- Conference: New England Conference
- Record: 4–8 (1–2 NEC)
- Head coach: Sumner A. Dole (1st season);
- Home arena: Hawley Armory

= 1923–24 Connecticut Aggies men's basketball team =

American college basketball season

The 1923–24 Connecticut Aggies men's basketball team represented Connecticut Agricultural College, now the University of Connecticut, in the 1923–24 collegiate men's basketball season. The Aggies completed the season with a 4–8 overall record. The Aggies were members of the New England Conference, where they ended the season with a 1–2 record.

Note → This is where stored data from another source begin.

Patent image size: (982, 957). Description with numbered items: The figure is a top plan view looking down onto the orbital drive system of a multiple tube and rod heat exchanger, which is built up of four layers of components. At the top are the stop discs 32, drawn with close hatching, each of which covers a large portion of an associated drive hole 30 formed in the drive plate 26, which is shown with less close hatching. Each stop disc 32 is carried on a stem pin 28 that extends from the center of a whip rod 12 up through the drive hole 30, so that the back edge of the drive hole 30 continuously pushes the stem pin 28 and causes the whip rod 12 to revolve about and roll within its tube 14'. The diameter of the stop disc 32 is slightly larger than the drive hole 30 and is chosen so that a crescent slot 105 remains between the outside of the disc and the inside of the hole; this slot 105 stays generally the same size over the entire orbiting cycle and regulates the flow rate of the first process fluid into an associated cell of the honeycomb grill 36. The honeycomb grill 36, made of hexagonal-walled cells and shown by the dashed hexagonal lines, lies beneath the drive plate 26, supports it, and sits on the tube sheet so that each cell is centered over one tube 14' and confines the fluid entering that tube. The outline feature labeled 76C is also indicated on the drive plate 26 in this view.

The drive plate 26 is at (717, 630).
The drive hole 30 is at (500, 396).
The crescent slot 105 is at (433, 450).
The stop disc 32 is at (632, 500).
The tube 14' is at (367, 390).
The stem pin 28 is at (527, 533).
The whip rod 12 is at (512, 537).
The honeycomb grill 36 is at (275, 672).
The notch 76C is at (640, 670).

The Aggies played their home games at Hawley Armory in Storrs, Connecticut, and were led by first-year head coach Sumner A. Dole.

==Schedule ==

| Date time, TV | Rank^{#} | Opponent^{#} | Result | Record | Site (attendance) city, state |
Regular Season
|  |  | New Hampshire | L 21–35 | 0–1 (0–1) |  |
| * |  | Springfield | L 24–35 | 0–2 |  |
| * |  | Wesleyan | L 21–41 | 0–3 |  |
| * |  | Tufts | L 25–38 | 0–4 |  |
| * |  | Trinity | W 22–13 | 1–4 |  |
| * |  | Army | L 15–17 | 1–5 |  |
| * |  | Springfield | L 13–34 | 1–6 |  |
| * |  | St. Michael's | W 35–16 | 2–6 |  |
| * |  | Massachusetts | L 18–23 | 2–7 |  |
| * |  | Trinity | W 38–21 | 3–7 |  |
|  |  | Rhode Island | W 42–22 | 4–7 (1–1) |  |
|  |  | Rhode Island | L 28–31 | 4–8 (1–2) |  |
*Non-conference game. ^{#}Rankings from AP Poll. (#) Tournament seedings in parentheses. All times are in Eastern Time.